Encouraging ecobricks
With the first strong southeaster of the summer season battering the Peninsula, the amount of litter cast by the uneducated or uncaring becomes even more noticeable as gaily coloured plastic bags soar like eagles on thermals above our heads or adorn prickly bushes that have captured them, earning the name of ‘national flower’. There was a time when the micronage of plastic bags was restricted to lessen the impact of littering, and a fee charged at the till for every bag used, yet there has been no lessening of the eyesore nor apparently any public awareness of the need to contain our waste. If anything, littering has grown to be a national pastime, with fast-food containers, bottles and chip packets thrown from car windows all along our scenic routes and at picnic spots where the natural beauty of the surroundings goes unnoticed and unappreciated. You may gather that littering rates number one on my gauge of blood-boiling events. To see the effort some go to in wedging an empty water bottle under a rock or behind a bush rather than carry it back down the mountain beggars belief. If they can carry it up full, why can’t they carry it down empty?

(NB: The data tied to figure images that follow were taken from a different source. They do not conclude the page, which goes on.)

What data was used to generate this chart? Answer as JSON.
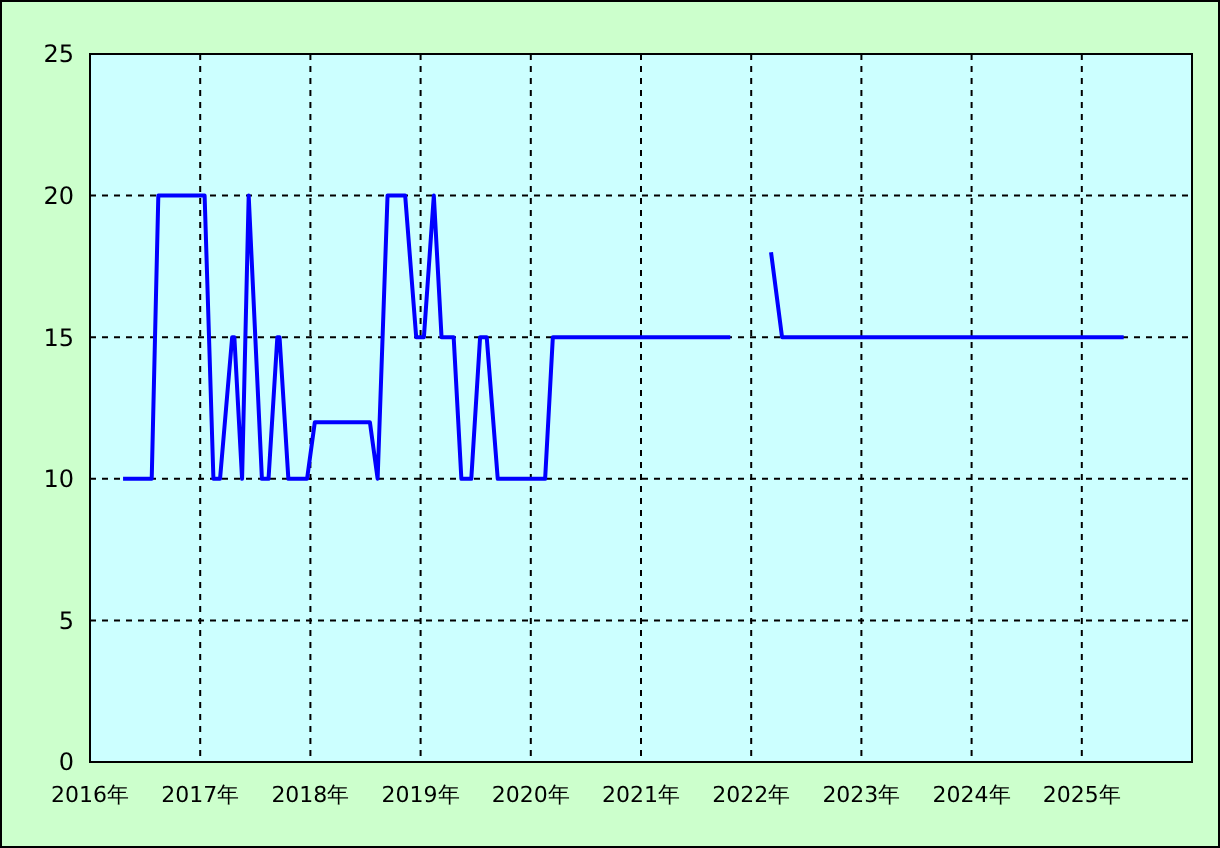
{
  "chart_data": {
    "type": "line",
    "color": "#0000ff",
    "x": [
      2016.3,
      2016.56,
      2016.62,
      2017.04,
      2017.12,
      2017.18,
      2017.29,
      2017.31,
      2017.38,
      2017.44,
      2017.56,
      2017.62,
      2017.7,
      2017.72,
      2017.8,
      2017.97,
      2018.04,
      2018.12,
      2018.54,
      2018.61,
      2018.7,
      2018.86,
      2018.96,
      2019.03,
      2019.12,
      2019.19,
      2019.3,
      2019.37,
      2019.46,
      2019.54,
      2019.6,
      2019.7,
      2020.13,
      2020.2,
      2021.81,
      2022.0,
      2022.18,
      2022.28,
      2025.38
    ],
    "values": [
      10,
      10,
      20,
      20,
      10,
      10,
      15,
      15,
      10,
      20,
      10,
      10,
      15,
      15,
      10,
      10,
      12,
      12,
      12,
      10,
      20,
      20,
      15,
      15,
      20,
      15,
      15,
      10,
      10,
      15,
      15,
      10,
      10,
      15,
      15,
      null,
      18,
      15,
      15
    ],
    "xlim": [
      2016,
      2026
    ],
    "xticks": [
      {
        "value": 2016,
        "label": "2016年"
      },
      {
        "value": 2017,
        "label": "2017年"
      },
      {
        "value": 2018,
        "label": "2018年"
      },
      {
        "value": 2019,
        "label": "2019年"
      },
      {
        "value": 2020,
        "label": "2020年"
      },
      {
        "value": 2021,
        "label": "2021年"
      },
      {
        "value": 2022,
        "label": "2022年"
      },
      {
        "value": 2023,
        "label": "2023年"
      },
      {
        "value": 2024,
        "label": "2024年"
      },
      {
        "value": 2025,
        "label": "2025年"
      }
    ],
    "ylim": [
      0,
      25
    ],
    "yticks": [
      0,
      5,
      10,
      15,
      20,
      25
    ],
    "grid": true
  }
}
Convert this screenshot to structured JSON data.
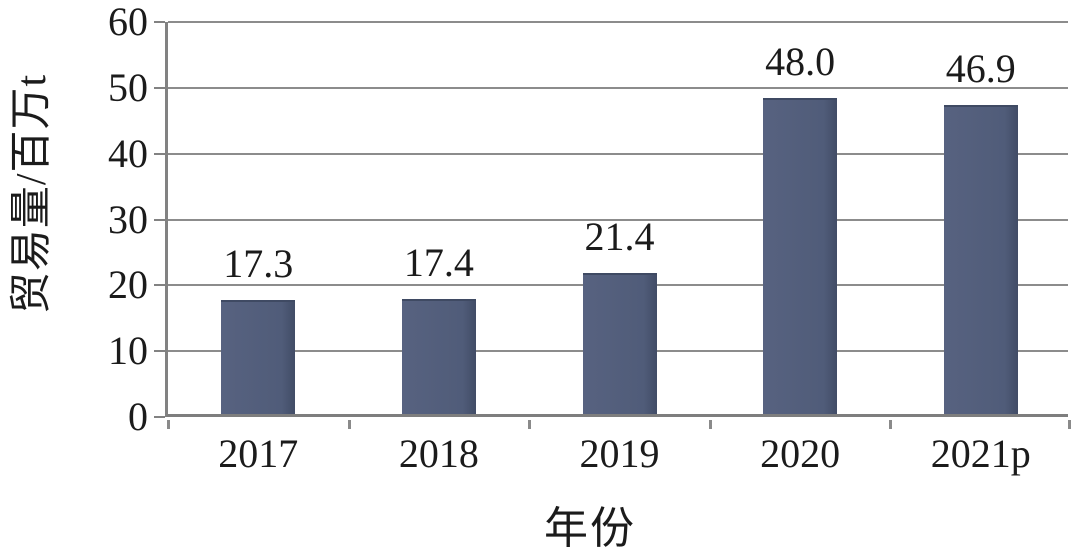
{
  "chart_data": {
    "type": "bar",
    "categories": [
      "2017",
      "2018",
      "2019",
      "2020",
      "2021p"
    ],
    "values": [
      17.3,
      17.4,
      21.4,
      48.0,
      46.9
    ],
    "value_labels": [
      "17.3",
      "17.4",
      "21.4",
      "48.0",
      "46.9"
    ],
    "title": "",
    "xlabel": "年份",
    "ylabel": "贸易量/百万t",
    "ylim": [
      0,
      60
    ],
    "yticks": [
      0,
      10,
      20,
      30,
      40,
      50,
      60
    ],
    "ytick_labels": [
      "0",
      "10",
      "20",
      "30",
      "40",
      "50",
      "60"
    ],
    "grid": "horizontal",
    "legend": "none",
    "colors": {
      "bar": "#4f5a76",
      "gridline": "#8c8c8c",
      "axis": "#828282",
      "text": "#1b1b1b",
      "background": "#ffffff"
    }
  }
}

The photo featured here is a 2 litre plastic milk bottle (conveniently square in shape) that will be called an ecobrick once it has 2kg of plastic waste jammed into it, and is used to build structures such as houses and schools. Filling them is in itself is quite an achievement, as all air must be expelled in the squashing process – the handle of a large wooden spoon works well, and can also be used on the litterer – but can be fun and a challenge at the same time. If every child in every household in this country were asked to fill an ecobrick and compete to have, say, a school that collects the most with an appropriate reward, surely it would encourage them to first of all not throw any plastic anywhere except in the bottle and secondly to collect litter for the bottles once they are out of the habit of littering? Can it be so difficult to encourage a culture of cleanliness? First the parents need to buy into this, as there appear to be few role models out there, but eventually they must notice that the environment is clean again. Or am I expecting too much? I fear so.